Mariage en boîte
Je vous ai pas déjà dit que tout était possible dans ce diable de pays? Qu'il fallait sans arrêt s'attendre au plus surprenant ou au plus insolite? Telle la réparation d'un radiateur à l'œuf cru et à la banane dont je parlais l'autre jour…
La soirée avait pourtant commencé normalement : apéro à la maison, match Suisse-France (ah, bravo les Gaulois, bravo), dîner à la Nouvelle Guinguette et digestif à la Croix Rouge. C'était sans compter la soirée un peu… inhabituelle au Nimba.
On arrive, un peu faits, rien de plus normal. On paye nos billets, les filles font les yeux doux ou les habituées pour rentrer gratos. Bref, tout s'enchaîne comme prévu. Et puis on entre.
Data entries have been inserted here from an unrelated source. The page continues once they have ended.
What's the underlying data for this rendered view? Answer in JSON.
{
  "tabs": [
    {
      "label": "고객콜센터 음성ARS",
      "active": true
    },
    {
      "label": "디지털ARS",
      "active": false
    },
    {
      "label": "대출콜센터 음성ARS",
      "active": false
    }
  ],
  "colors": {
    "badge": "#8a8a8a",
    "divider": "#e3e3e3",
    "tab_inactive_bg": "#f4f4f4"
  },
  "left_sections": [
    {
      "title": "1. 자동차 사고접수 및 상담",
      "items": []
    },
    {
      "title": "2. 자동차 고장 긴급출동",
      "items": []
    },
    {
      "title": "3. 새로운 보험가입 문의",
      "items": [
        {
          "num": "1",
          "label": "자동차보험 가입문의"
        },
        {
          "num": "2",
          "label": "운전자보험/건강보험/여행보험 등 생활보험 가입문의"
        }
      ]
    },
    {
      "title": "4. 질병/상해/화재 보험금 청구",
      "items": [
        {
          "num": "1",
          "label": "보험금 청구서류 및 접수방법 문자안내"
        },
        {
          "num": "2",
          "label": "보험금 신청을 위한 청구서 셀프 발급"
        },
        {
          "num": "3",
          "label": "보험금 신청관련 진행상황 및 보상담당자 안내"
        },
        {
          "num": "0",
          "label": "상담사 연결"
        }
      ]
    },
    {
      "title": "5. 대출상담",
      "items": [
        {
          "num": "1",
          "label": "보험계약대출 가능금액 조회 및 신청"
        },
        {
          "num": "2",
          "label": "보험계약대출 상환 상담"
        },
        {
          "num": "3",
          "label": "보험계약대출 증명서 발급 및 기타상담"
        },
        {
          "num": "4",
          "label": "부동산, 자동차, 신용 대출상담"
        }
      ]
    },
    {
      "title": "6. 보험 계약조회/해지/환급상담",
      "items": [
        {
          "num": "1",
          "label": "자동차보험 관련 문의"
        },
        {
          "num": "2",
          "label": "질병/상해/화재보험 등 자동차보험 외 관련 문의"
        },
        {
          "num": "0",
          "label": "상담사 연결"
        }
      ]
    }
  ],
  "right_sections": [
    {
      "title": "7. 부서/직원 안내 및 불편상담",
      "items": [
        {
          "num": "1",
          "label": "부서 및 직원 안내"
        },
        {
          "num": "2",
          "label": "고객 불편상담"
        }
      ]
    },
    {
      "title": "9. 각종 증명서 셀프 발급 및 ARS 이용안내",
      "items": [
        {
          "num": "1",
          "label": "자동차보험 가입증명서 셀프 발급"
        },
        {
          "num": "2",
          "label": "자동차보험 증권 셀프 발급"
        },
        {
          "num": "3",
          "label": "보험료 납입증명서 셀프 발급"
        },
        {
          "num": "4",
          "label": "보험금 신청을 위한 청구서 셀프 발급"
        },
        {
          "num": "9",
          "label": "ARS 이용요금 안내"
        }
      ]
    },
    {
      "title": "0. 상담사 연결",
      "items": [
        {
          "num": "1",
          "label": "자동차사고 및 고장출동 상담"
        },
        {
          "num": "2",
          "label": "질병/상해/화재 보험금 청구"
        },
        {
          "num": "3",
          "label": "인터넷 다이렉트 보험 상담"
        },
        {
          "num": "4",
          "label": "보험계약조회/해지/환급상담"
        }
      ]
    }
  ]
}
Et là, respect. Silence. Les mariés, le parrain et la marraine au centre. Un gros gâteau au milieu. Deux gars avec des projecteurs bricolés et des caméras. Quelques bonnes sœurs dans l'assistance. Et puis le maître de cérémonie, au micro, qui officie, et qui n'en finit plus de compter jusqu'à 4, le salopiaud, pour lancer la découpe du gâteau. "3,99,95,5,9!" (je n'invente pas les virgules). Avant ça, les 4 au milieu s'étaient échangé les couteaux, manière traditionnelle d'exprimer la lutte du couple contre l'adversité.
Mais qu'est-ce qu'on fout là, nous?
Mi-curieux, mi-amusés pour certains, franchement agacés pour d'autres. La musique finit par revenir.
Et je garderai toujours cette image, symbole baroque de cette soirée un peu moins ordinaire que les autres : le petit déhanchement de cette bonne sœur, une assiette à la main, au son d'un rythme guinéen.